Senectude versus Juventude

"A juventude é tempo, não é virtude" - assim titulava Manuel António Pina a sua crónica de ontem, no JN, confessadamente inspirado na sentença que um dia O'Neil ditou: "Senectude é tempo, não é virtude".

No texto, fica bem claro o que cronista quer: quer defender Mário Soares daqueles que apontam os seus oitenta anos como factor impeditivo da candidatura à Presidência da República. E fá-lo com a habitual acutilância, procurando sempre chamar os nomes às coisas. Depois de denunciar a falta de moral de muitos dos que criticam a idade de Soares mas que noutras ocasiões são os primeiros a “bajular os idosos e a apelar ao seu voto”, sustenta que a ideia de que os mais velhos servem “para votar mas não para ser eleitos” em muito se ficará a dever ao culto da imagem e da novidade que atravessa o nosso tempo. E remata com um “Nunca como agora se viram tantos velhos de 30 40 anos”, numa aparente alusão à eventual “juventude” de Mário Soares.
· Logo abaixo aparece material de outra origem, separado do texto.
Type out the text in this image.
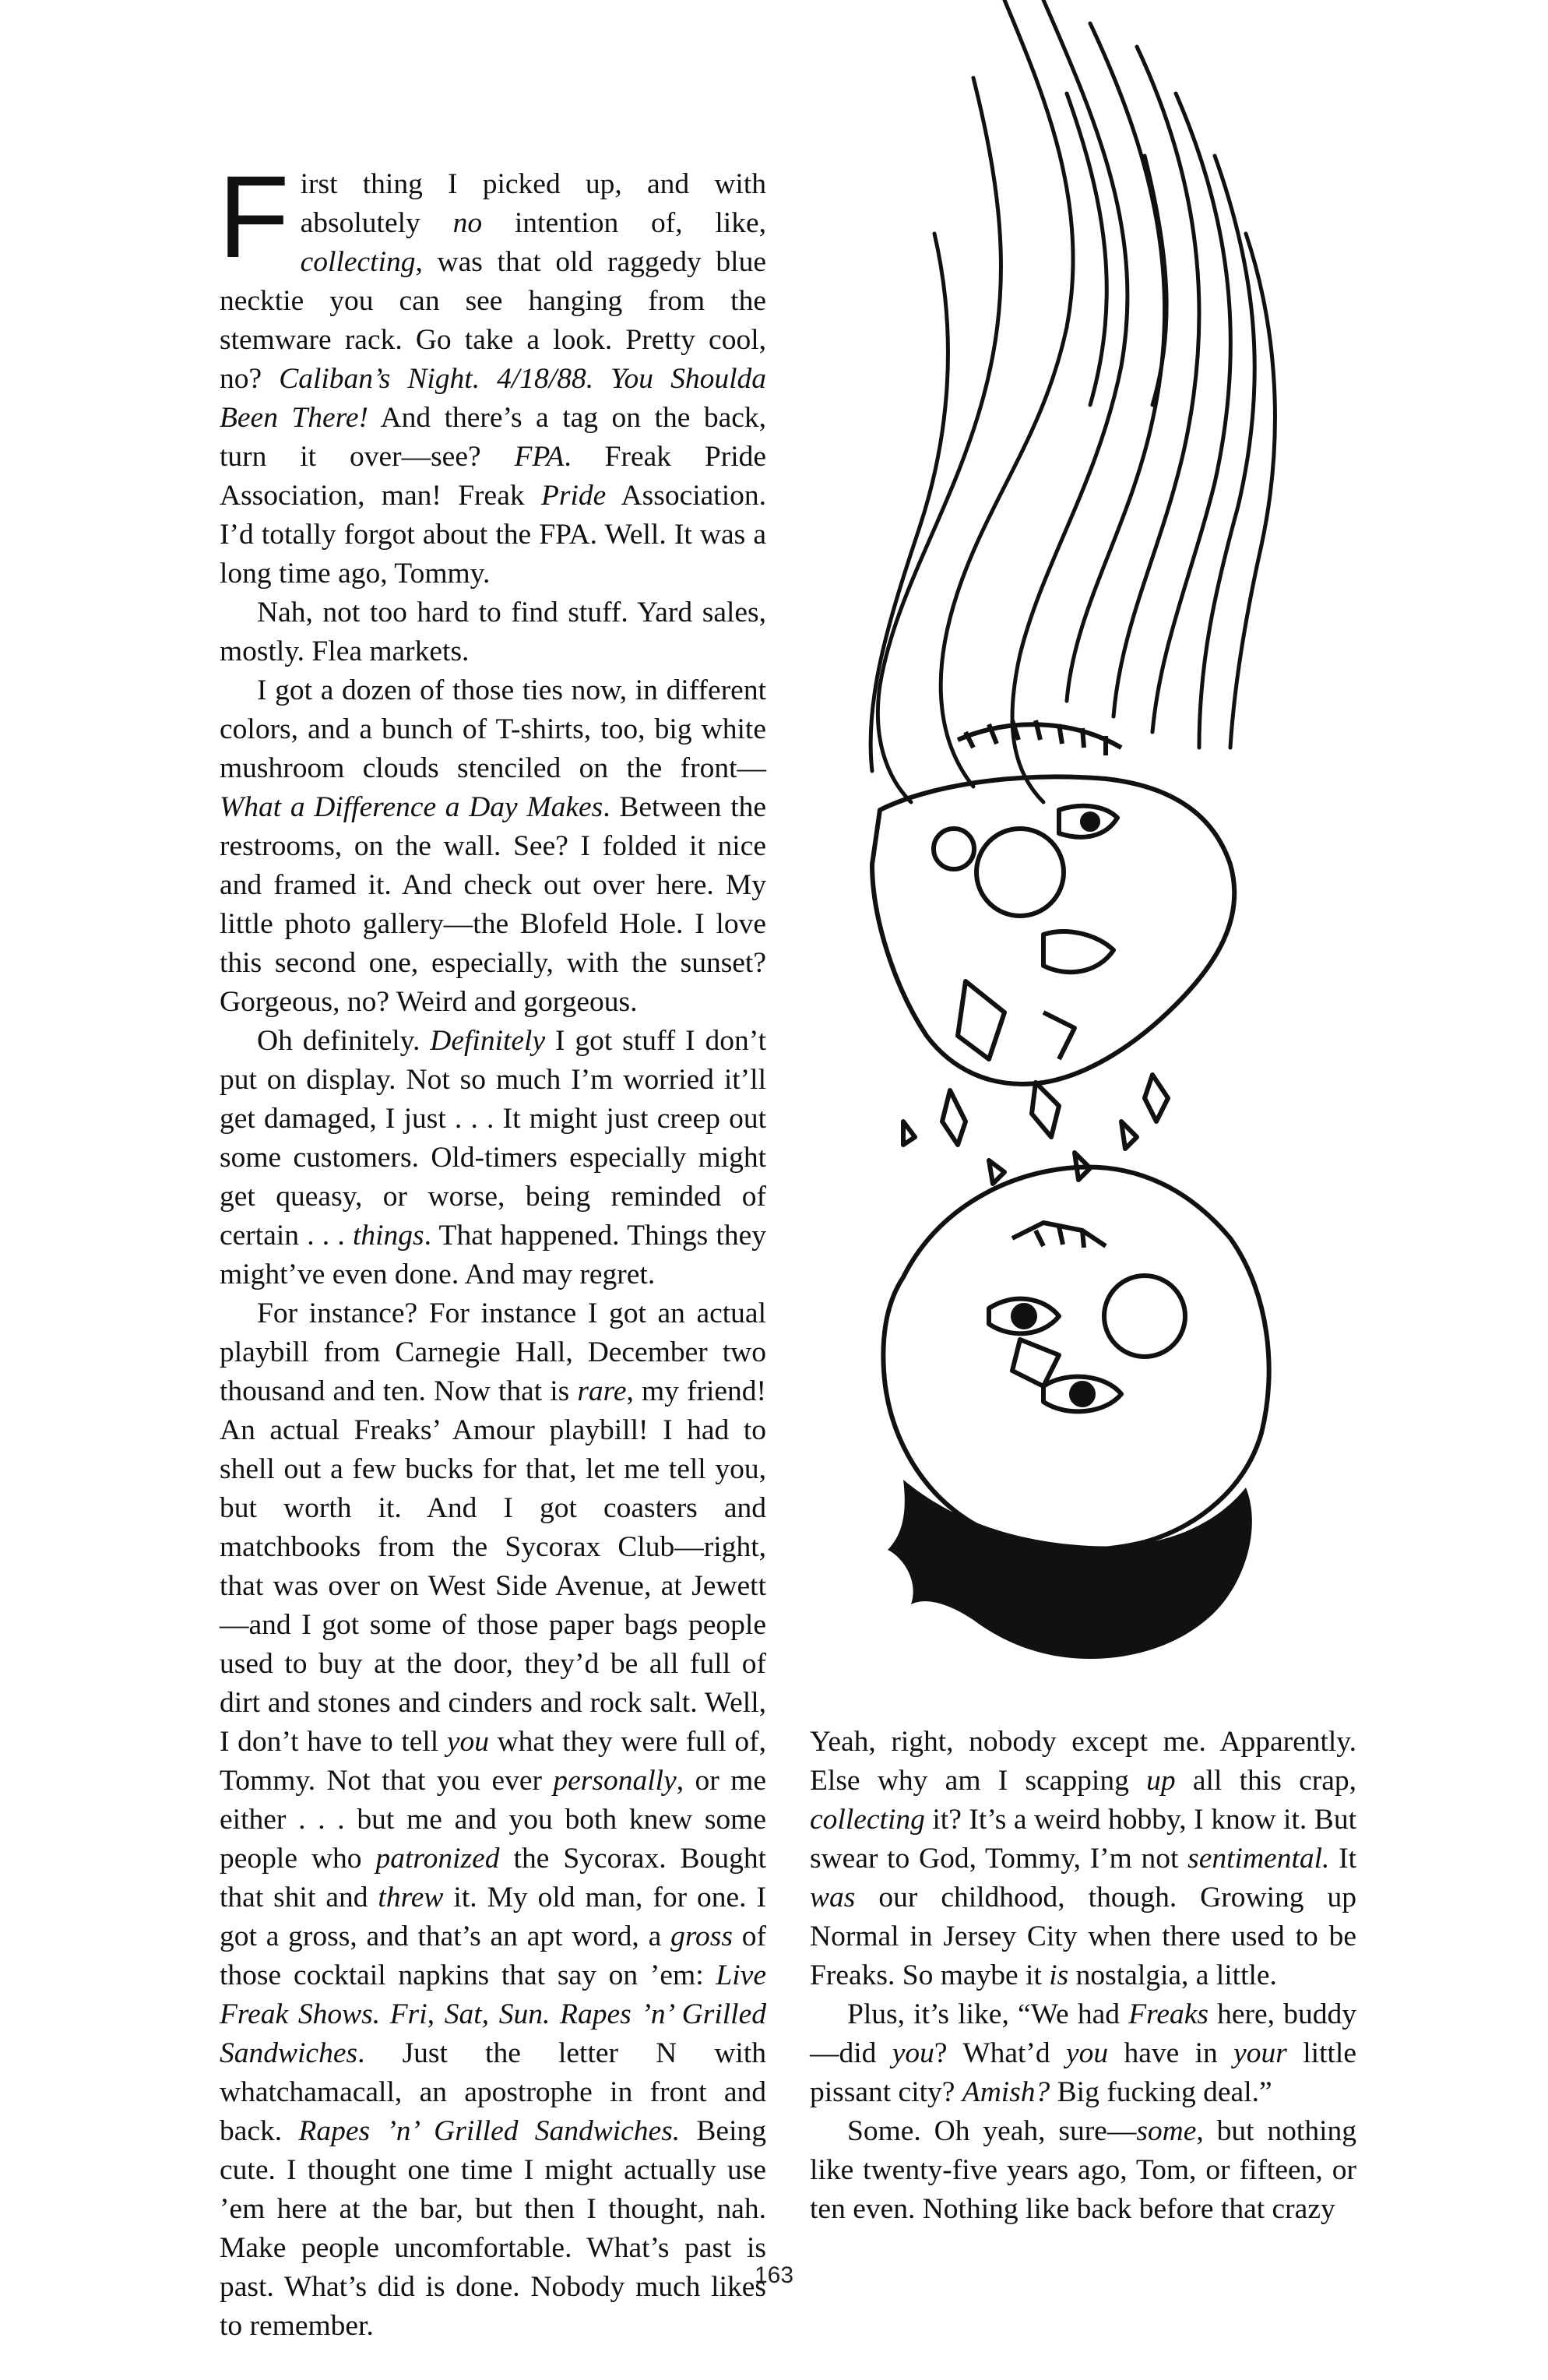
First thing I picked up, and with absolutely no intention of, like, collecting, was that old raggedy blue necktie you can see hanging from the stemware rack. Go take a look. Pretty cool, no? Caliban’s Night. 4/18/88. You Shoulda Been There! And there’s a tag on the back, turn it over—see? FPA. Freak Pride Association, man! Freak Pride Association. I’d totally forgot about the FPA. Well. It was a long time ago, Tommy.

Nah, not too hard to find stuff. Yard sales, mostly. Flea markets.

I got a dozen of those ties now, in different colors, and a bunch of T-shirts, too, big white mushroom clouds stenciled on the front—What a Difference a Day Makes. Between the restrooms, on the wall. See? I folded it nice and framed it. And check out over here. My little photo gallery—the Blofeld Hole. I love this second one, especially, with the sunset? Gorgeous, no? Weird and gorgeous.

Oh definitely. Definitely I got stuff I don’t put on display. Not so much I’m worried it’ll get damaged, I just . . . It might just creep out some customers. Old-timers especially might get queasy, or worse, being reminded of certain . . . things. That happened. Things they might’ve even done. And may regret.

For instance? For instance I got an actual playbill from Carnegie Hall, December two thousand and ten. Now that is rare, my friend! An actual Freaks’ Amour playbill! I had to shell out a few bucks for that, let me tell you, but worth it. And I got coasters and matchbooks from the Sycorax Club—right, that was over on West Side Avenue, at Jewett—and I got some of those paper bags people used to buy at the door, they’d be all full of dirt and stones and cinders and rock salt. Well, I don’t have to tell you what they were full of, Tommy. Not that you ever personally, or me either . . . but me and you both knew some people who patronized the Sycorax. Bought that shit and threw it. My old man, for one. I got a gross, and that’s an apt word, a gross of those cocktail napkins that say on ’em: Live Freak Shows. Fri, Sat, Sun. Rapes ’n’ Grilled Sandwiches. Just the letter N with whatchamacall, an apostrophe in front and back. Rapes ’n’ Grilled Sandwiches. Being cute. I thought one time I might actually use ’em here at the bar, but then I thought, nah. Make people uncomfortable. What’s past is past. What’s did is done. Nobody much likes to remember.

Yeah, right, nobody except me. Apparently. Else why am I scapping up all this crap, collecting it? It’s a weird hobby, I know it. But swear to God, Tommy, I’m not sentimental. It was our childhood, though. Growing up Normal in Jersey City when there used to be Freaks. So maybe it is nostalgia, a little.

Plus, it’s like, “We had Freaks here, buddy—did you? What’d you have in your little pissant city? Amish? Big fucking deal.”

Some. Oh yeah, sure—some, but nothing like twenty-five years ago, Tom, or fifteen, or ten even. Nothing like back before that crazy

163
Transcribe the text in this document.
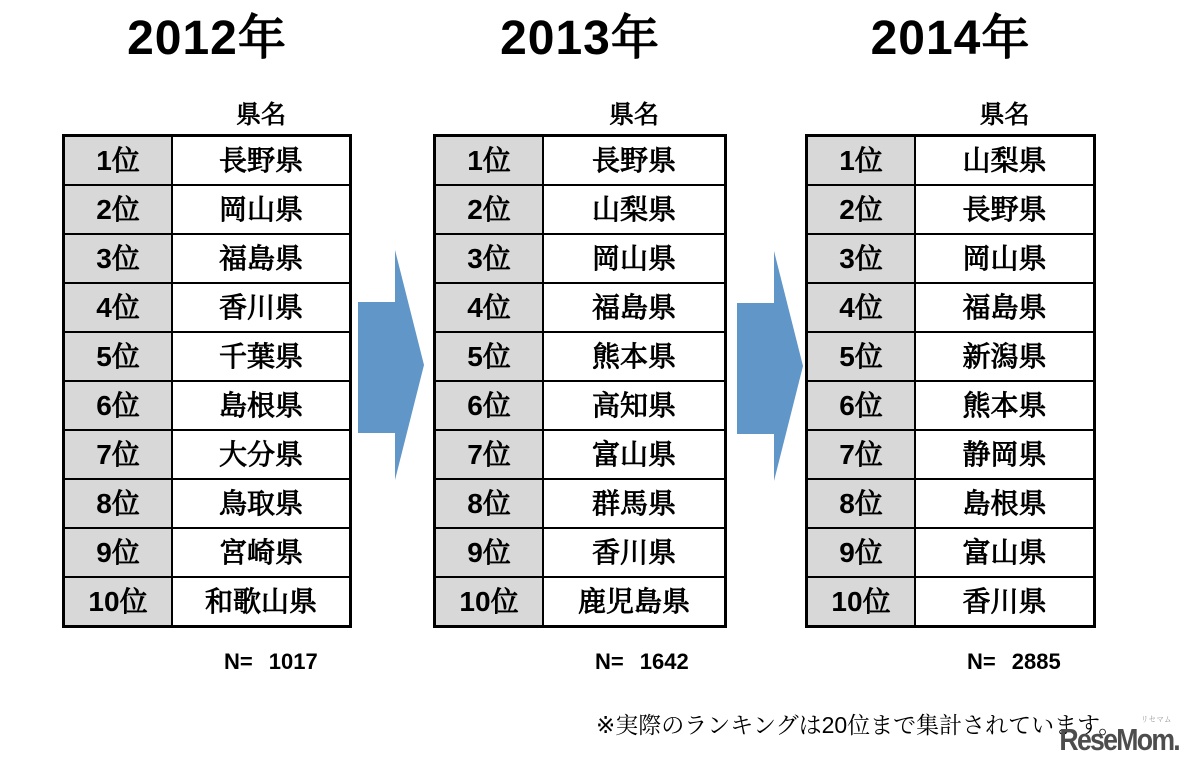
2012年
県名
1位	長野県
2位	岡山県
3位	福島県
4位	香川県
5位	千葉県
6位	島根県
7位	大分県
8位	鳥取県
9位	宮崎県
10位	和歌山県
N= 1017
2013年
県名
1位	長野県
2位	山梨県
3位	岡山県
4位	福島県
5位	熊本県
6位	高知県
7位	富山県
8位	群馬県
9位	香川県
10位	鹿児島県
N= 1642
2014年
県名
1位	山梨県
2位	長野県
3位	岡山県
4位	福島県
5位	新潟県
6位	熊本県
7位	静岡県
8位	島根県
9位	富山県
10位	香川県
N= 2885
※実際のランキングは20位まで集計されています。 リセマム
ReseMom.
Também não creio que a idade avançada (porque é disso que se trata) de um candidato à Presidência da Republica seja um factor impeditivo da sua candidatura ou sequer relevante para a respectiva apreciação política. Tanto mais quando se trata do titular de um alto cargo que, no seu exercício, contará com um batalhão de assessores e especialistas. Assim, do ponto de vista do esforço físico, um Presidente da Republica não faz: manda. Logo, no caso de garantida boa saúde física e mental, como penso ser o caso de Mário Soares, a idade não deve para aqui ser chamada. Mas por estas (e outras) razões e não por aquelas a que o título da crónica alude, o qual, embora muito poético e persuasivo, não possui o menor fundamento lógico-argumentativo. Tanto que, se fosse levado à letra, tornar-se-ia caricato. Ora vejamos:

Juventude é tempo, não é virtude (afirma Pina)
Senectude é tempo, não é virtude (escreveu O’Neil).
Logo, Juventude e Senectude são tempo(s), não são virtudes

De onde resulta que Juventude e Senectude seriam a mesma coisa, seriam tempo. Quer dizer: seriam iguais. Mas não são, claro. É aqui que toda a persuasão se desmorona e ficamos perante o mais radical limite da retórica: ou a palavra diz a realidade ou a realidade denuncia-a.